Положение голубовского колхоза уже не раз тревожило Назарова. Секретарь райкома был старым коммунистом, он привык к тому, чтобы любые неполадки устранялись трудом и твердой волей советских людей. Он любил повторять давно уже ставшее народной поговоркой утверждение: «Нет таких крепостей, которых большевики не взяли бы», — и непоколебимо верил в то, что советский человек никогда не склонит голову перед трудностями. Но весь земельный участок голубовского полеводческого колхоза располагался на ежегодно затопляемой пойме, и от воды не было никакого спасения. Каждую весну голубовцы сообщали в район о гибели посевов колосовых, и районная комиссия каждый год составляла акты о стихийном бедствии. Весеннее наступление воды никто не мог остановить. Это раздражало Назарова, и он решил изучить голубовский колхоз и просить областное управление сельского хозяйства о том, чтобы колхозу было придано животноводческое и садово-огородное направление.
Назаров думал пробыть в станице пять-шесть дней. Он остановился на квартире у председателя колхоза Захара Петровича Бугрова, новенький флигель которого стоял на холме у Барсовки, там же, где начиналась полоса колхозных виноградников.
Захар Бугров, исконный голубовский казак, отличался спокойствием и молчаливостью. Высокий, с белесым коротким чубом, он ходил чуть-чуть горбясь и потому казался сутуловатым. Это был один из тех людей, которых в народе обычно называют работягами. Бугров не любил праздной болтовни, говорил коротко, односложными фразами, краснел и смущался на больших собраниях, но зато по целым дням мотался в поле, на огородах, в садах и, бывало, по неделям не приходил домой, ночуя где-нибудь в тракторном вагончике, на пчельнике или на току.

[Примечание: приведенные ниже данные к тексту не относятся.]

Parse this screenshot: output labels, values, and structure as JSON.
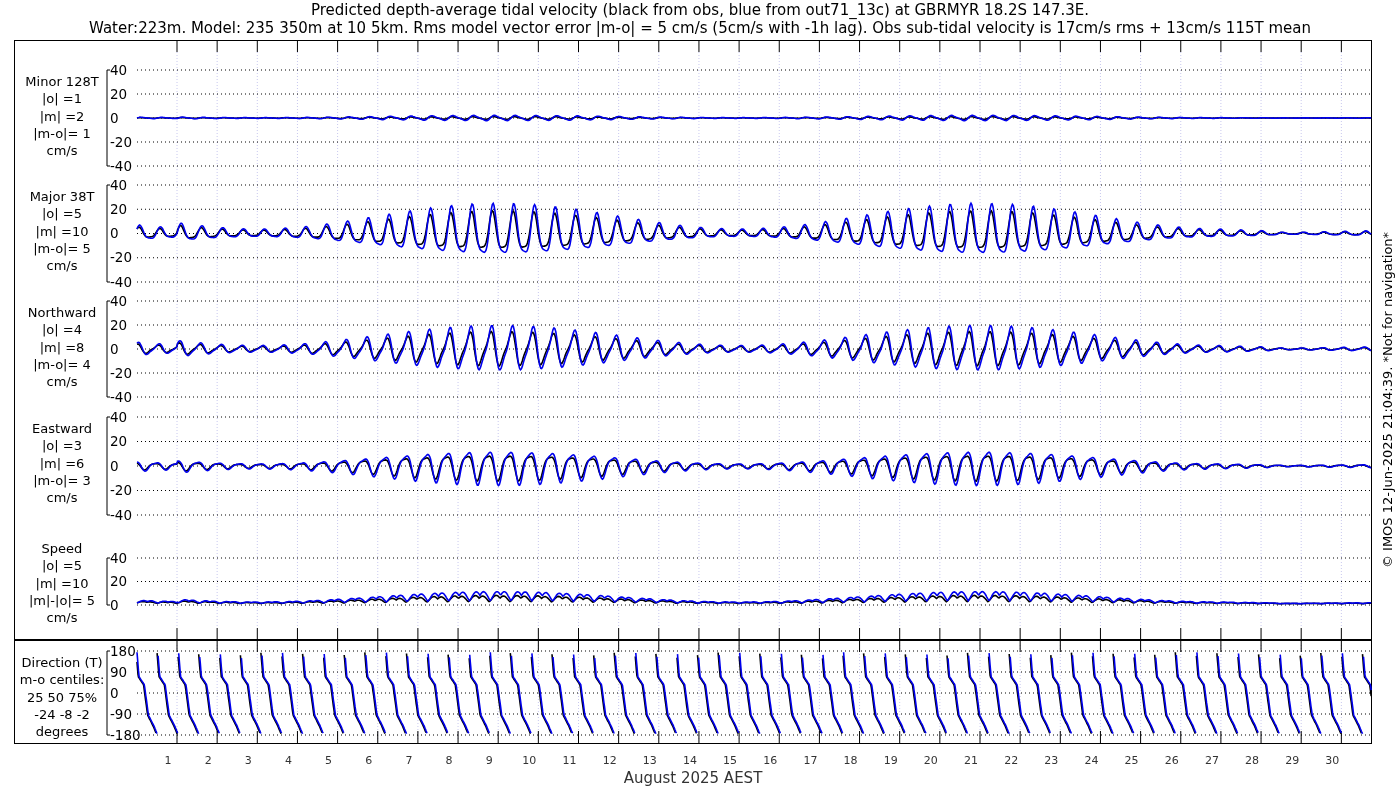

Двадцатилетним парнем Захар Бугров в числе первых вступил в колхоз, работал свинарем, чабаном, учетчиком, завхозом, бригадиром полеводческой бригады.

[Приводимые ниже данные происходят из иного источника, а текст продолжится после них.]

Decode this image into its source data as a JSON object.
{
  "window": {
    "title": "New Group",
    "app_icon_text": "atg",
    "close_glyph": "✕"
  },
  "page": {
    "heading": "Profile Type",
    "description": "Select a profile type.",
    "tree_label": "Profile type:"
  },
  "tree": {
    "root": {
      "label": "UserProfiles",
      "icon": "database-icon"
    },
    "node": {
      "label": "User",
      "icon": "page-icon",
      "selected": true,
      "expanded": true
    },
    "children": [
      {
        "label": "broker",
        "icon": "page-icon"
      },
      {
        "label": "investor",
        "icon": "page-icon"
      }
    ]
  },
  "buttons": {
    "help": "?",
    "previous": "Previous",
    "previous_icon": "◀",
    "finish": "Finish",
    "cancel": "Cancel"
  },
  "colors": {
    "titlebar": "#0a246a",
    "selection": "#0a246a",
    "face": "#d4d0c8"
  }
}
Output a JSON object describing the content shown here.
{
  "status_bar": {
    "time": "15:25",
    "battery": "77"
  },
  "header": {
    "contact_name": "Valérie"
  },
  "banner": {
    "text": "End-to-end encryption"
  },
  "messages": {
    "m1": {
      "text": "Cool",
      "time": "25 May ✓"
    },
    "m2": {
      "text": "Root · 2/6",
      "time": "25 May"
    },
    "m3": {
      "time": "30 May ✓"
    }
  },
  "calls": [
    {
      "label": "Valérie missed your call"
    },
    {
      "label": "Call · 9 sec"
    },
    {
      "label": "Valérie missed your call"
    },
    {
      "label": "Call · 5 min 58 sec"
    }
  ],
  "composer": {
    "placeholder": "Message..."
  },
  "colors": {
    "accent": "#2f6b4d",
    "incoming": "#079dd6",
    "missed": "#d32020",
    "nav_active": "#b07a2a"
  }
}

На фронт он не попал, так как еще в детстве, разряжая охотничий патрон, покалечил пальцы на левой руке и потому был снят с военного учета. Перед оккупацией Захар Петрович ушел из станицы и угнал все колхозное стадо — полторы тысячи овец, коров, волов, лошадей. Сорок суток гнал он это стадо по степи, через реки, долины и горы, оглядывался назад и, видя багровеющее в отсветах пожара небо, уходил все дальше и дальше. Так он добрался до горных аулов Дагестана, пробыл там полгода, а потом, когда немцы были разбиты, погнал стадо обратно. После войны голубовцы избрали Бугрова председателем колхоза.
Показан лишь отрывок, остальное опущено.